5 comidas al día.

Seguro que estas harto de oír que hay que comer muchas veces durante el día y cantidades moderadas en lugar de hacer las típicas 3 comidas. Basándonos en que deberíamos dormir 8 horas nos quedan otras 16 para estar despierto y por tanto alimentarnos; Por cierto, alguna vez has caído en la cuenta que en nuestro caso 1 hora de “carga” nos da para 2 horas de actividad.

En esas 16 horas tenemos que repartir la ingesta de comida cada 3 horas aproximadamente haciendo un total de 5 comidas diarias que en la mayoría de los casos podemos repartir en desayuno, media-mañana, comida, merienda y cena.

Por su puesto el objetivo es comer la misma cantidad que haríamos en las 3 veces pero repartidas en 5, teniendo en cuenta que desayuno, comida y cena deben ser algo mas fuertes.

Y es muy importante hacerlo así por los siguientes motivos:

  • Menor sensación de hambre en las comidas y por tanto menor ingesta en cada una de ellas. Evitas picoteos y controlas el apetito.
  • Al realizar menores ingestas las digestiones de cada una de ellas son menos pesadas y la sensación de “ligereza” es mejor sobre todo para llevar una vida activa.
  • Cuando nos sentamos en la mesa con hambre comemos impulsivamente y te recuerdo que el cerebro no da las primeras señales de saciedad hasta los 15 minutos y en este tiempo se puede comer muuuuucho. Come con cabeza y evita las comidas copiosas.
  • Por otro lado, cuando alargamos el tiempo entre ingestas el cuerpo se pone en modo “ahorrador de energía” y esto nos inactiva y en la próxima ingesta prioriza el almacenamiento de reservas (ya sabes dónde…)
  • Con un mayor número de ingestas podemos comer mayor variedad de alimentos.
  • Si la ingesta es paulatina mantenemos los niveles de glucosa en sangre constantes y evitamos picos excesivos que desencadenan almacenaje del excedente en grasa.
  • Metabolizar cada comida por separado aumenta el gasto calórico diario.
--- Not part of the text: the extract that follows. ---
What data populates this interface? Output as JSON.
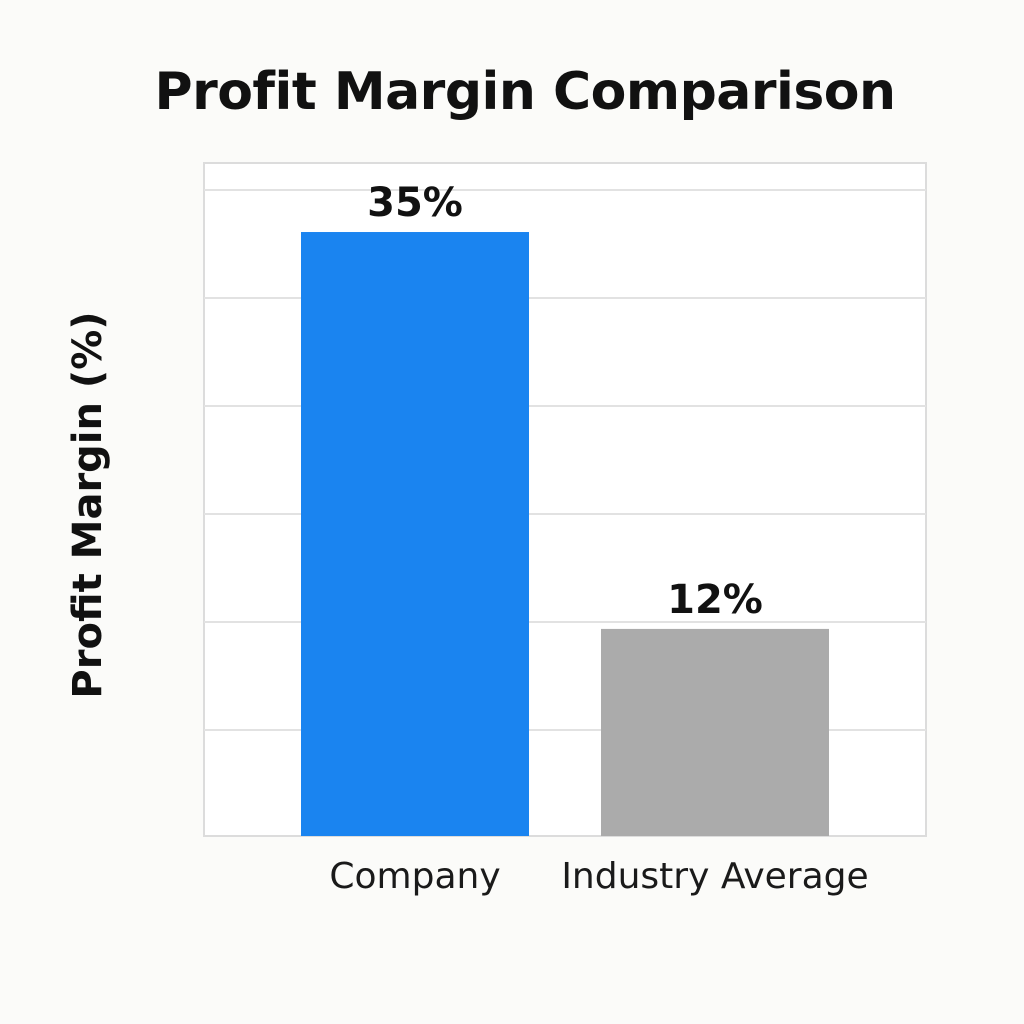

Un error muy común es saltarse la merienda por lo que llegamos a la cena con ansiedad y hacemos una ingesta desproporcionada para las necesidades a corto plazo (dormir).

Saltarse comidas no adelgaza; como digo el metabolismo disminuye y sobre todo te pondrá de mal humor.

Además de tener en cuenta el número de ingestas del día recomiendo que distribuyas la carga de hidratos y proteínas dándole más importancia a los primeros en la primera parte del día y las proteínas en la tarde-noche. En condiciones normales no es recomendable cenar grandes cantidades de hidratos de carbono y después irse a la cama.

Este tipo de cambios en tu vida son los importantes y no dietas restrictivas que solo puedes aguantar durante un corto plazo.